Marathon Music Works is a mighty big room. One might surmise it’d take a mighty popular band to sell it out. But what about a basic-cable sketch comedy series based solely on inside jokes about a city most of the audience has never been to?
Making our way through the eclectic, at-capacity crowd Friday — it seemed anyone around us, from bearded, bespectacled wine-sipping college students to beer-swilling high school teachers — could be a character from IFC’s Portlandia. The show comically romanticizes Portland as a Northwest Neverland of residual Gen-X malaise where nearly everyone is either too hip to be practical or vice versa. The crowd itself proved that mass subculture is indeed not only a thing now, but so rampant that we’ve all been to Portlandia, even if we’ve never gone anywhere near Portland.
After a pre-taped introduction by actor Kyle MacLachlan, reprising his role on the show as the eccentric mayor of Portland and encouraging us all to have a good time while remaining courteous to those around us, Portlandia stars/creators Fred Armisen and Carrie Brownstein promptly took the stage to roaring applause and went straight into a bit regarding unequivocally affectionate text messages between the two. Later, they’d present slide shows of photos they’d found on each other's computers. If you’re not familiar with the hilariously hardwired chemistry between these two, there isn’t much we can say to make that sound any funnier on paper.
Even better was the entirely unscripted Q&A to and from the audience in which the duo’s gift for quick wits propelled the show’s momentum, even when such a brave experiment inevitably went wrong. Dear Fred and Carrie: Never underestimate a Nashville crowd’s willingness to grab a mic, even or especially when they have absolutely nothing to say.

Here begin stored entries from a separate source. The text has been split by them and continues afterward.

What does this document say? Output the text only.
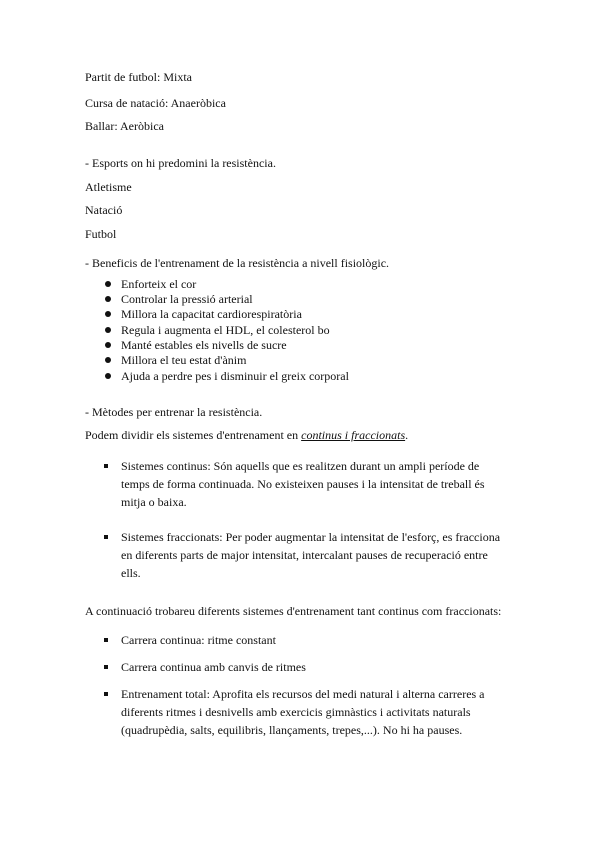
Partit de futbol: Mixta
Cursa de natació: Anaeròbica
Ballar: Aeròbica
- Esports on hi predomini la resistència.
Atletisme
Natació
Futbol
- Beneficis de l'entrenament de la resistència a nivell fisiològic.
Enforteix el cor
Controlar la pressió arterial
Millora la capacitat cardiorespiratòria
Regula i augmenta el HDL, el colesterol bo
Manté estables els nivells de sucre
Millora el teu estat d'ànim
Ajuda a perdre pes i disminuir el greix corporal
- Mètodes per entrenar la resistència.
Podem dividir els sistemes d'entrenament en continus i fraccionats.
Sistemes continus: Són aquells que es realitzen durant un ampli període de
temps de forma continuada. No existeixen pauses i la intensitat de treball és
mitja o baixa.
Sistemes fraccionats: Per poder augmentar la intensitat de l'esforç, es fracciona
en diferents parts de major intensitat, intercalant pauses de recuperació entre
ells.
A continuació trobareu diferents sistemes d'entrenament tant continus com fraccionats:
Carrera continua: ritme constant
Carrera continua amb canvis de ritmes
Entrenament total: Aprofita els recursos del medi natural i alterna carreres a
diferents ritmes i desnivells amb exercicis gimnàstics i activitats naturals
(quadrupèdia, salts, equilibris, llançaments, trepes,...). No hi ha pauses.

More importantly, the two seemed to express a genuine interest in Nashville’s more Portlandic qualities. One fellow in the crowd was dragged onstage and grilled about our best coffee shop, best restaurant and best bar. According to a show of hands, Nashville is the only stop on this tour to which no one took public transportation or rode a bike. To be fair, it may also be the only one where no one was hit by a truck or spent an hour traveling 10 miles.
Between the aforementioned banter and additional video clips, there was a good deal of music. If you’ve seen the show, recognize Carrie Brownstein from veteran indie act Sleater-Kinney (or Wild Flag, currently), or caught Fred Armisen’s “complicated drumming technique” at The Basement a couple years back, you understand that these guys play. With the help of additional drums and keys, they ran through some of the show’s best-known song skits and seemed to have a pretty awesome time doing that.
While previous stops on the tour featured guest appearances from Kyle McLachlan, Parks and Recreation's Aubrey Plaza and St. Vincent’s Annie Clark, Fiery Furnaces' Eleanor Friedberger was our only cameo, as she appeared for a handful of seemingly random and surprisingly earnest covers. Renditions of The Doors’ “Light My Fire” (a reference to Kyle MacLachlan's turn as Ray Manzarek in Oliver Stone's The Doors) and Patti Smith’s “Because the Night” would have seemed more like filler if they weren’t added to the tail end of the show. Then again, who besides Nashville should be more forgiving of a couple tunesmiths looking for an excuse to jam? In what was apparently the tour’s only encore, the band came back out for a rendition of Bruce Springsteen’s “Dancing in the Dark.” An attempt at reenacting the classic video’s pre-fame Courtney Cox cameo resulted in what looked more like a Girl Talk show after another 20 or so folks climbed onstage. Like moths to the proverbial flame, again, never underestimate a Nashville crowd’s willingness to grab some spotlight.